What is your background and your professional training?

I started working with my father in 1979 at the age of 16. At that time I did not think that glassmaking would become my profession. I fell into it almost by chance: at school I was a negligent student, and my parents sent me to the furnace almost as a sort of a punishment. I immediately fell in love with this job: it became the profession I love and that I still practice with great passion. When I started working with my father, no specialized schools existed for this type of job. My first teacher was my father who, unfortunately, passed away shortly after I joined the furnace. I had to start quickly my own experimental way of working glass, and I think I can really define myself a self-trained artisan.

When did you realize that you would dedicated your life to the realization of glass artworks?

Immediately. From the moment I entered the furnace, and I understood what my father was capable of creating, a fantastic scenario opened in front of me: I felt that this job would become my world. I was fascinated by this work, by all the experimental possibilities that the glass can offer.

Glassmaking is a time-honoured tradition in Murano. How do you blend the Muranese tradition with contemporary experimentation?

My father used to create Venetian chandeliers which were very elaborated: flowers, leaves, many details. This is an extremely old technique which is still relevant: when you master this art you are able to craft marvelous objects. It’s a centuries-old tradition, and it’s not so easy to bring in innovative solutions. This has been my challenge: to combine creativity and originality with a traditional technique, blending the inspirations of contemporary art with our Muranese roots.

Is contemporary art an important source of inspiration for you?

I am a very curious person, and I like to experiment. I am a friend of Richard Meitner, an American glass artist who teaches in Portugal. He has often told me that the Muranese technique is fantastic and very refined, but that I should move from that and simply: from his piece of advice I understood where I should invest in my own research.

And what inspires the shapes of your chandeliers?

I was in Austria at an event, and I had decided that I didn’t want my chandelier to be electrically lit: I did not want to exhibit something which had already been seen.
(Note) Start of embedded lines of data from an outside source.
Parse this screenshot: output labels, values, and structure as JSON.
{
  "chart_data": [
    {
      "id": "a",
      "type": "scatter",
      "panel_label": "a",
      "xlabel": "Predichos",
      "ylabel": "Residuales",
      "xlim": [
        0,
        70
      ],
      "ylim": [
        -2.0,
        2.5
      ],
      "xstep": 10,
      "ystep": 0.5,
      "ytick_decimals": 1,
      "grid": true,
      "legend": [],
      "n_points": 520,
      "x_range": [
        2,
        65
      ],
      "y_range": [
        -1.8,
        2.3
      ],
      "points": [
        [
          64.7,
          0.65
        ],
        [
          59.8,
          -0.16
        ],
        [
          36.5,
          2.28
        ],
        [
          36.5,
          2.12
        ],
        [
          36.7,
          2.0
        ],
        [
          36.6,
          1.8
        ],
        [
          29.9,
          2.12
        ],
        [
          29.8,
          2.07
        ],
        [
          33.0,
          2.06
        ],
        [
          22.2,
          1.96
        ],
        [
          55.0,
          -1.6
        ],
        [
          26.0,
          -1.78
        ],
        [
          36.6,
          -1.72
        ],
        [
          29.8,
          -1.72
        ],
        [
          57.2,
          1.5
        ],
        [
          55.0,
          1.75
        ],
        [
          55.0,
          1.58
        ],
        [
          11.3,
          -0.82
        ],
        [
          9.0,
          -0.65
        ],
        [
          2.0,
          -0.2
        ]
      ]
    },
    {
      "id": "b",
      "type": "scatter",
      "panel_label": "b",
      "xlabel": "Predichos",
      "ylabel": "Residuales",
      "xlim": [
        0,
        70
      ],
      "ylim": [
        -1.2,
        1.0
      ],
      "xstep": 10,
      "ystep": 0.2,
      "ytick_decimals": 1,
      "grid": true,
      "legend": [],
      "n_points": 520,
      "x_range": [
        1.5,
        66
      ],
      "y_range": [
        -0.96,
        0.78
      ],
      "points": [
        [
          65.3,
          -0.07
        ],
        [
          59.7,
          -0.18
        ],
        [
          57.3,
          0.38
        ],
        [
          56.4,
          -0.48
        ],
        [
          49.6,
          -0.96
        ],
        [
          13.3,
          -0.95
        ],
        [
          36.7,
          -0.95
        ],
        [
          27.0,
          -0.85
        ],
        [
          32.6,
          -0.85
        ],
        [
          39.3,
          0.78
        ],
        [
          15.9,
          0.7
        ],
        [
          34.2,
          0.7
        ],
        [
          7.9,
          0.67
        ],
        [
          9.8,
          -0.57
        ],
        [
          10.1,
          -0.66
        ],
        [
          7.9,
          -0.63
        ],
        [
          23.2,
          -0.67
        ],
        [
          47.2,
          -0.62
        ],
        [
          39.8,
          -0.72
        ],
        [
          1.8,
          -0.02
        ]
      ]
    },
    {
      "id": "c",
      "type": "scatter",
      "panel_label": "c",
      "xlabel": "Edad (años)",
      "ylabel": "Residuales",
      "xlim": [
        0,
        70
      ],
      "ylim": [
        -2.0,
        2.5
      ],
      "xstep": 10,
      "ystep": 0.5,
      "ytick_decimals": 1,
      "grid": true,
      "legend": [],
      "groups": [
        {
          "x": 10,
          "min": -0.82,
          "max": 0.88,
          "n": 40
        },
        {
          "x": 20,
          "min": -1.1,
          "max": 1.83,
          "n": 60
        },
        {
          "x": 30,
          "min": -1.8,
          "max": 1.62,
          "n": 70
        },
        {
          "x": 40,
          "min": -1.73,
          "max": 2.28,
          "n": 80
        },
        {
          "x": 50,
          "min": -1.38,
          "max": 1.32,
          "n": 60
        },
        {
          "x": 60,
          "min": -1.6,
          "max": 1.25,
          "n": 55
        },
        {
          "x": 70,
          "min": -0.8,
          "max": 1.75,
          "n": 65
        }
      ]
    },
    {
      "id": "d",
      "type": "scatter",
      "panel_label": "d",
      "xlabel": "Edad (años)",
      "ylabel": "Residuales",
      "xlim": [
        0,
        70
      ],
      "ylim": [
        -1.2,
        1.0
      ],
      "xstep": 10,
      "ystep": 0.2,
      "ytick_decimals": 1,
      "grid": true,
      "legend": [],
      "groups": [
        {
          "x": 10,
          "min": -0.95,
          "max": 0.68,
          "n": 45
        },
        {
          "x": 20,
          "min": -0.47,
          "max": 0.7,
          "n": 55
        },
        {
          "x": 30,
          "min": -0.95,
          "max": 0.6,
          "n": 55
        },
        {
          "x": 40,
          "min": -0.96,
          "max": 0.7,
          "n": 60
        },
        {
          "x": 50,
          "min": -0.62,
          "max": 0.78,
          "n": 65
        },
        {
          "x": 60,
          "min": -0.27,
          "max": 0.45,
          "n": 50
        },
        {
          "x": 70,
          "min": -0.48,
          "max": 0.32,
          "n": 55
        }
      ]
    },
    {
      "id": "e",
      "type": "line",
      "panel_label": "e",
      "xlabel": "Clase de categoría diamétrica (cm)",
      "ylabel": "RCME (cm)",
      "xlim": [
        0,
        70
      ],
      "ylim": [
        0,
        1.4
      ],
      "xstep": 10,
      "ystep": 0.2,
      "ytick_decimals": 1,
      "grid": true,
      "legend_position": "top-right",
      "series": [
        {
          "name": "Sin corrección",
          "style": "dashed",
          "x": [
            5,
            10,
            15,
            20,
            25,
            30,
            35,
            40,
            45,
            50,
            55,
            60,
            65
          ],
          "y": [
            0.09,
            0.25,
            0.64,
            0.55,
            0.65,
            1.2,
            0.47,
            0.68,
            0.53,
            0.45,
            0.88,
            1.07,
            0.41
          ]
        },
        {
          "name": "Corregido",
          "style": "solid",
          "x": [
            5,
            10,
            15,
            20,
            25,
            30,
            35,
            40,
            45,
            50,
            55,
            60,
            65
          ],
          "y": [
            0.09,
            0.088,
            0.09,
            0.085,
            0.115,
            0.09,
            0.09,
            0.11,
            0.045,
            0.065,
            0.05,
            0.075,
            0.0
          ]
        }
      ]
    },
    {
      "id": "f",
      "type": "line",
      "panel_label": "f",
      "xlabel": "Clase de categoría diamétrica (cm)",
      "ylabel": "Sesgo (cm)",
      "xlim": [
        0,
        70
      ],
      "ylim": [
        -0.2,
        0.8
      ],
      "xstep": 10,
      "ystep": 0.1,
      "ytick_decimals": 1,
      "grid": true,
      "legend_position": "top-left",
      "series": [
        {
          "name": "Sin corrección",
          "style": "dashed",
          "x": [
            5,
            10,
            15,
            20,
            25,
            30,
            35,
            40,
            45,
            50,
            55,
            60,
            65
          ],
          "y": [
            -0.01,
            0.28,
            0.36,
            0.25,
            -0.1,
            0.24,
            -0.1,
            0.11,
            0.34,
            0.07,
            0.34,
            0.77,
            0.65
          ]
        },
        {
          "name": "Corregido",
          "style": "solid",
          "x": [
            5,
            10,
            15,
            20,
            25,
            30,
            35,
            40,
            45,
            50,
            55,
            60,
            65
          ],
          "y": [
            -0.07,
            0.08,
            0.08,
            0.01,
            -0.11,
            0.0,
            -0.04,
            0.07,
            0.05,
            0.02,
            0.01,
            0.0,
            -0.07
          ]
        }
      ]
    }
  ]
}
I wanted a different kind of light, as in the past: this required a container for the oil, that candles would consume while burning. While I was having dinner in a restaurant I designed the prototype: this was the starting point of LUMurano.

Which is your favorite object, out of the ones you created?

The one that I will craft tomorrow. I never refuse challenges. I love to be both a creative person and a master artisan, combining design and know-how. I love every artwork that I make, and in particular “Aria e Fuoco” (Air and Fire, ndr.), an oil-lit chandelier which I consider a sorto of prototype of my production.

You have participated to workshops, performances, international exhibitions. Is there an episode that you remember in particular?

In 1996, during an edition of the international event “Aperto vetro” (Opened glass, ndr.), I was awarded as the best young artist of the year. My creation was a bunch of flowers: something that at time was not so commonly found, in the Muranese tradition. It was a vase with a bunch of roses: no one had ever created something similar.

Is there a request that surprised you particularly?

“I have received several bizarre requests, but the most curious and the most difficult to achieve was an enormous octopus, which I had to craft for some very important American clients who wanted it for their yacht. This creation was very particular, and there were various challenges: the height of the room, the vibration of the engine... I studied and experimented a great deal before creating the final object.

Which aspect of your work still makes you happy?

The feedback from my clients. But the best thing is to arrive into my furnace every morning, and see what I created the day before. The curiosity to wake up early in the morning and see how a creation has come out, is what still fascinates me.

What recommendation would you like to give to a young person who would like to pursue your career?

They must do it. The glass master has never been considered a good profession: the image of the craftsman is often presented in a not interesting way. I want to demonstrate that glassmaking is a noble, well-paid and satisfying job. The glassmakers not only use their hands with dignity, but are also creative. They can become designers themselves, putting in their works creativity, originality and experimentation; they are also businessmen, and they must therefore have a wide and complete vision of their activity, trying to combine good technique and business spirit in order to reach important results.